Le dirigeant russe peut-il être arrêté ?
Oui… en théorie. Les États membres de la CPI sont tenus d’exécuter des mandats d’arrêt contre Vladimir Poutine et Maria Lvova-Belova s’ils visitent leur territoire, a confirmé le procureur de la CPI Karim Khan à l’AFP, interrogé sur la possibilité que Vladimir Poutine soit arrêté s’il se rend dans l’un des 123 pays partie. au Statut de Rome.
---Interviewé par le quotidien suisse La météoAndrew Clapham, professeur de droit international, va encore plus loin. “L’article 8 du Statut de Rome signifie qu’il s’agit d’une violation grave de la quatrième Convention de Genève dans son article 147fait-il remarquer. Cela signifie que Vladimir Poutine peut être arrêté dans n’importe quel pays du monde. Tous les États de la planète ont ratifié les Conventions de Genève, y compris la Russie.
Mais selon Matthew Waxman, professeur à la Columbia Law School, cité par l’AFP, “Les chances sont minces que Vladimir Poutine soit un jour arrêté”. Le premier obstacle est matériel. La CPI ne dispose pas de sa propre force de police et dépend donc du bon vouloir des États. Exécution des mandats “dépend de la coopération internationale”, confirme le président du CCI, Piotr Hofmanski. Si les autorités de l’État n’agissent pas, le tribunal ne peut procéder à une arrestation. C’est ainsi que l’ancien dirigeant soudanais Omar el-Béchir a pu se rendre dans plusieurs États africains en 2017 sans être inquiété, malgré un mandat d’arrêt de la CPI émis contre lui.
Si l’Ukraine, qui n’est pas officiellement membre de la Cour internationale, a accepté sa compétence dans le cadre du conflit, permettant ainsi à cette dernière de poursuivre Vladimir Poutine, la Russie n’est pas membre de la CPI. . En 2016, après que le tribunal a ouvert une enquête sur la guerre de 2008 en Géorgie, Moscou a retiré sa signature du Statut de Rome. « La Russie, comme un certain nombre d’États, ne reconnaît pas la compétence de ce tribunal.

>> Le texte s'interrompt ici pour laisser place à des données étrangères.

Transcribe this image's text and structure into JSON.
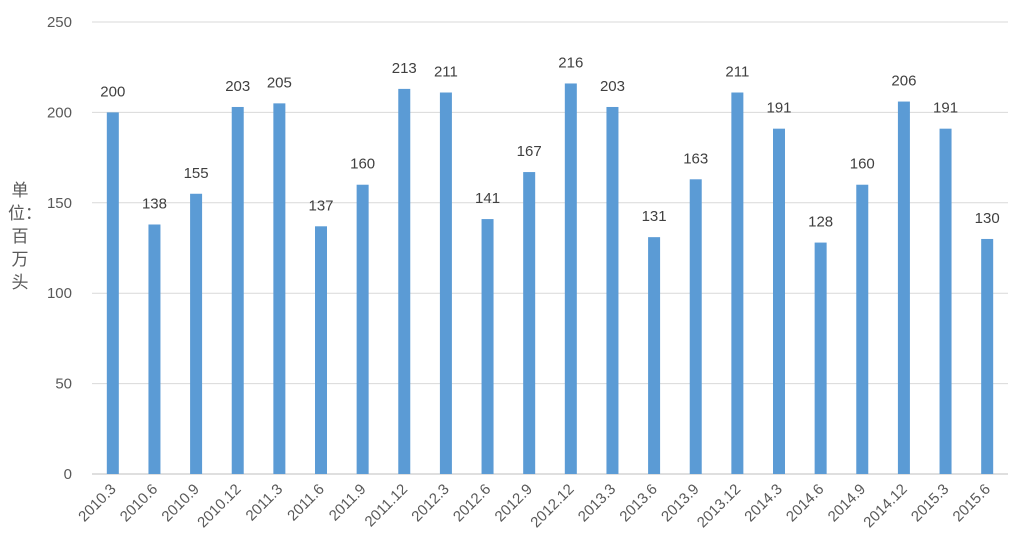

Par conséquent, du point de vue de la loi, les décisions de ce tribunal sont nulles et non avenues », a déclaré le porte-parole du président russe, Dmitri Peskov, à la suite de l’annonce du mandat d’arrêt contre Vladimir Poutine.
En d’autres termes, les autorités russes n’ont pas l’intention d’arrêter leur chef, “à moins qu’il n’y ait un changement de régime en Russie”, Cecily Rose, professeur de droit international public à l’université de Leiden (Pays-Bas), a déclaré à l’AFP. Il est donc peu probable que le dirigeant russe se retrouve derrière les barreaux ou condamné, d’autant que, comme le rappelait l’avocate Jeanne Sulzer à franceinfo en mars 2022, « la CPI ne juge pas un accusé en son absence ».
Des chefs d’État ont-ils déjà été arrêtés et jugés pour crimes de guerre ?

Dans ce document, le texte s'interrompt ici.